PLINQ also provides us with a way to convert a ParallelQuery<T> back into a standard IEnumerable<T>, forcing sequential processing via standard LINQ to Objects. If SomeOperation() was thread-safe, but PerformComputation() was not thread-safe, we would need to handle this by using the AsEnumerable() method:
double min = collection
.AsParallel()
.Select(item => item.SomeOperation())
.Where(item => item.SomeProperty > 6 && item.SomeProperty < 24)
.AsEnumerable()
.Min(item => item.PerformComputation());
Here, we’re converting our collection into a ParallelQuery<T>, doing our map operation (the Select(…) method) and our filtering in parallel, then converting the collection back into a standard IEnumerable<T>, which causes our aggregation via Min() to be performed sequentially.
This could also be written as two statements, as well, which would allow us to use the language integrated syntax for the first portion:
var tempCollection = from item in collection.AsParallel()
let e = item.SomeOperation()
where (e.SomeProperty > 6 && e.SomeProperty < 24)
select e;
double min = tempCollection.AsEnumerable().Min(item => item.PerformComputation());
This allows us to use the standard LINQ style language integrated query syntax, but control whether it’s performed in parallel or serial by adding AsParallel() and AsEnumerable() appropriately.
The second important difference between PLINQ and LINQ deals with order preservation.
PLINQ, by default, does not preserve the order of of source collection.
This is by design. In order to process a collection in parallel, the system needs to naturally deal with multiple elements at the same time. Maintaining the original ordering of the sequence adds overhead, which is, in many cases, unnecessary. Therefore, by default, the system is allowed to completely change the order of your sequence during processing. If you are doing a standard query operation, this is usually not an issue. However, there are times when keeping a specific ordering in place is important. If this is required, you can explicitly request the ordering be preserved throughout all operations done on a ParallelQuery<T> by using the AsOrdered() extension method. This will cause our sequence ordering to be preserved.
For example, suppose we wanted to take a collection, perform an expensive operation which converts it to a new type, and display the first 100 elements.
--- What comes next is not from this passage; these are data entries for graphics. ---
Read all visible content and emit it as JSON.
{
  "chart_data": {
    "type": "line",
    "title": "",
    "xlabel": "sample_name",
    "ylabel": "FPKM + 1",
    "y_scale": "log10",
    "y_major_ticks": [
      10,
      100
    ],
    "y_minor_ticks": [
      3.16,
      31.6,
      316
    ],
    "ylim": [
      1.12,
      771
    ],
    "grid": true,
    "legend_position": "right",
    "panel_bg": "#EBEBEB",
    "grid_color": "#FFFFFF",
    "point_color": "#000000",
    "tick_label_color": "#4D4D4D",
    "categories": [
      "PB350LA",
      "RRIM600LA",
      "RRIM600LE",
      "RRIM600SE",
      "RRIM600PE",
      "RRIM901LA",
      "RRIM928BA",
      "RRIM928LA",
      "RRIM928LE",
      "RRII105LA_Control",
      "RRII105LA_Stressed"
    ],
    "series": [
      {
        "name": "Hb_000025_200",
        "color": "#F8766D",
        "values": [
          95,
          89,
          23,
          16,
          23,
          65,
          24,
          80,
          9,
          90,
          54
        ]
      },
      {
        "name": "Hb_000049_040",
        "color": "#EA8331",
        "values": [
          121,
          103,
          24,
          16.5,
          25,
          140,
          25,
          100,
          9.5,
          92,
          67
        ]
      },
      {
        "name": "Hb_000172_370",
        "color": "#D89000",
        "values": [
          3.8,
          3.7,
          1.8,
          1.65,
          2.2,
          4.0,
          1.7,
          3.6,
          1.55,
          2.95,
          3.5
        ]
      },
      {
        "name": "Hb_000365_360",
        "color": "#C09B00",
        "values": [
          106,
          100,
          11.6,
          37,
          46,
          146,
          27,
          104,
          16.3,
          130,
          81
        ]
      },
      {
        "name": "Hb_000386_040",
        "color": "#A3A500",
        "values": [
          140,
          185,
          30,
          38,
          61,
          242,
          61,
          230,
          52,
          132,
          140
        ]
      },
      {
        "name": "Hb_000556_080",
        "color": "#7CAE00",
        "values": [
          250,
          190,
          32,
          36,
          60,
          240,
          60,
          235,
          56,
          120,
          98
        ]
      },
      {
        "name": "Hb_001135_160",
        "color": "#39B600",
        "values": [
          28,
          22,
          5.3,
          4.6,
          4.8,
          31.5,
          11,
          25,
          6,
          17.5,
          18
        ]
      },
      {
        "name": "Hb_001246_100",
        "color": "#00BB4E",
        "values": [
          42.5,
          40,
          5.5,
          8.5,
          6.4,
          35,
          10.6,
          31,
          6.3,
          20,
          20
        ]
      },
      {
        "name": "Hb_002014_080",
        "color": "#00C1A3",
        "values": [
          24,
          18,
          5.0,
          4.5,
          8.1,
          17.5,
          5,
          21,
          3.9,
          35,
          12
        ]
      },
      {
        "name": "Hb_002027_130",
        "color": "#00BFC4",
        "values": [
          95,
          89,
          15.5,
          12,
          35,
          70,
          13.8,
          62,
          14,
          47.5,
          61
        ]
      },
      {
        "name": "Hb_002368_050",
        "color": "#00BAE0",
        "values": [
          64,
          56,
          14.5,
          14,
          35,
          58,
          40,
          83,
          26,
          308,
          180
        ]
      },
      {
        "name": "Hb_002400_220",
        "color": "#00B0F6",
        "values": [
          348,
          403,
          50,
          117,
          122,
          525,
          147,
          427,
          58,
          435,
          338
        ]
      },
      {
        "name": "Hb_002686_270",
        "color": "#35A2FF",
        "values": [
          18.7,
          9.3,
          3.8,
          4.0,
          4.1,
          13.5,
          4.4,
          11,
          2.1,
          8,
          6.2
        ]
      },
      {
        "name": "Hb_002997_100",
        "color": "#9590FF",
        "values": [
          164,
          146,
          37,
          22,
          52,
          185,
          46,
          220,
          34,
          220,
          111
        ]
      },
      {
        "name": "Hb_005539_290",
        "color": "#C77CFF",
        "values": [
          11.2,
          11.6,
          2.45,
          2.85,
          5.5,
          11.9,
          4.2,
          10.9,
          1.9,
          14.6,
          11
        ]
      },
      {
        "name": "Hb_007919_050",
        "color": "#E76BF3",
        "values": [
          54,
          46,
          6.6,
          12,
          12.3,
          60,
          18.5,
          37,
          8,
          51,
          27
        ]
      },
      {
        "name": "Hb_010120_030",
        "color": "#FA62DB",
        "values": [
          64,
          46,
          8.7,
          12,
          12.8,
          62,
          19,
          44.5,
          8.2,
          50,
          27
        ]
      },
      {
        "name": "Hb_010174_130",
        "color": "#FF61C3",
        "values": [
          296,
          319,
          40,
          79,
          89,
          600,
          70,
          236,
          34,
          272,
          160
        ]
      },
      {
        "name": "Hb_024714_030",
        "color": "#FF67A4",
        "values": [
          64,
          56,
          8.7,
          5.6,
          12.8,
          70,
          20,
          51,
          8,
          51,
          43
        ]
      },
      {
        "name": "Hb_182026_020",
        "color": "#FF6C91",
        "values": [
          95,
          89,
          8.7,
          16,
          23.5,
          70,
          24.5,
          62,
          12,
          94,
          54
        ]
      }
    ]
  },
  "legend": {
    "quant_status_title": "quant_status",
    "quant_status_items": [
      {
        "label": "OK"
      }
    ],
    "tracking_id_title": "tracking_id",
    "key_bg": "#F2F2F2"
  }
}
In LINQ to Objects, our code might look something like:
// Using IEnumerable<SourceClass> collection
IEnumerable<ResultClass> results = collection
.Select(e => e.CreateResult())
.Take(100);
If we just converted this to a parallel query naively, like so:
IEnumerable<ResultClass> results = collection
.AsParallel()
.Select(e => e.CreateResult())
.Take(100);
We could very easily get a very different, and non-reproducable, set of results, since the ordering of elements in the input collection is not preserved. To get the same results as our original query, we need to use:
IEnumerable<ResultClass> results = collection
.AsParallel()
.AsOrdered()
.Select(e => e.CreateResult())
.Take(100);
This requests that PLINQ process our sequence in a way that verifies that our resulting collection is ordered as if it were processed serially. This will cause our query to run slower, since there is overhead involved in maintaining the ordering. However, in this case, it is required, since the ordering is required for correctness.
PLINQ is incredibly useful. It allows us to easily take nearly any LINQ to Objects query and run it in parallel, using the same methods and syntax we’ve used previously. There are some important differences in operation that must be considered, however – it is not a free pass to parallelize everything. When using PLINQ in order to parallelize your routines declaratively, the same guideline I mentioned before still applies:
Parallelization is something that should be handled with care and forethought, added by design, and not just introduced casually.